EmoMM: Benchmarking and Steering MLLM for Multimodal Emotion Recognition under Conflict and Missingness
This work addresses the underexplored issue of MLLM decision-making under modality conflict and missingness for emotion recognition, offering a benchmark and a practical solution to improve reliability.
The paper introduces EmoMM, a benchmark for multimodal emotion recognition under modality conflict and missingness, and proposes CHASE, a lightweight attention steering method that mitigates decision bias in MLLMs, consistently improving performance across settings.

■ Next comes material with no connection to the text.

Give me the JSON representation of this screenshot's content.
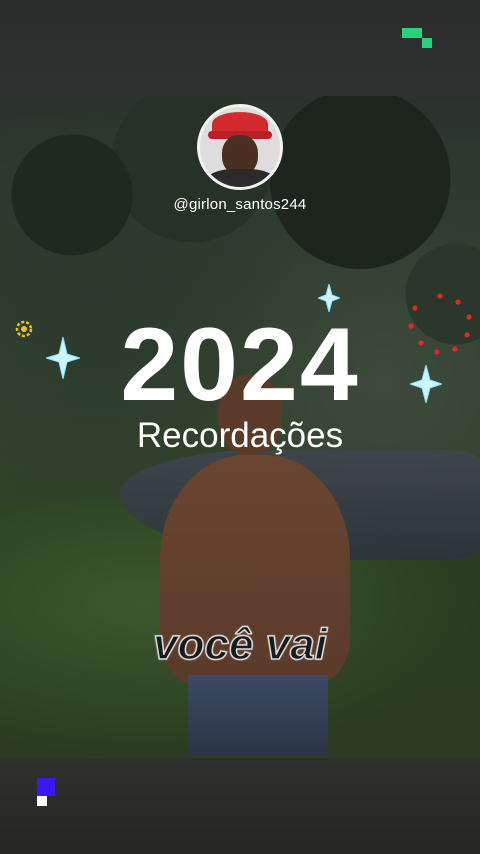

Multimodal Emotion Recognition (MER) is critical for interpreting real-world interactions. While Multimodal Large Language Models (MLLM) have shown promise in MER, their internal decision-making mechanisms under modality conflict and missingness remain largely underexplored. In this paper, to systematically investigate these behaviors, we introduce EmoMM, a comprehensive benchmark featuring modality-aligned, conflict, and missing subsets. Through extensive evaluation, we uncover a Video Contribution Collapse (VCC) phenomenon, where MLLM marginalize video evidence due to high token redundancy and modality preferences. To address this, we propose Conflict-aware Head-level Attention Steering (CHASE), a lightweight mechanism that detects modality conflicts and performs inference-time attention steering, effectively mitigating decision bias without retraining the backbone. Experimental results demonstrate that CHASE consistently improves performance across various settings, significantly enhancing the reliability of MLLM in complex affective scenarios.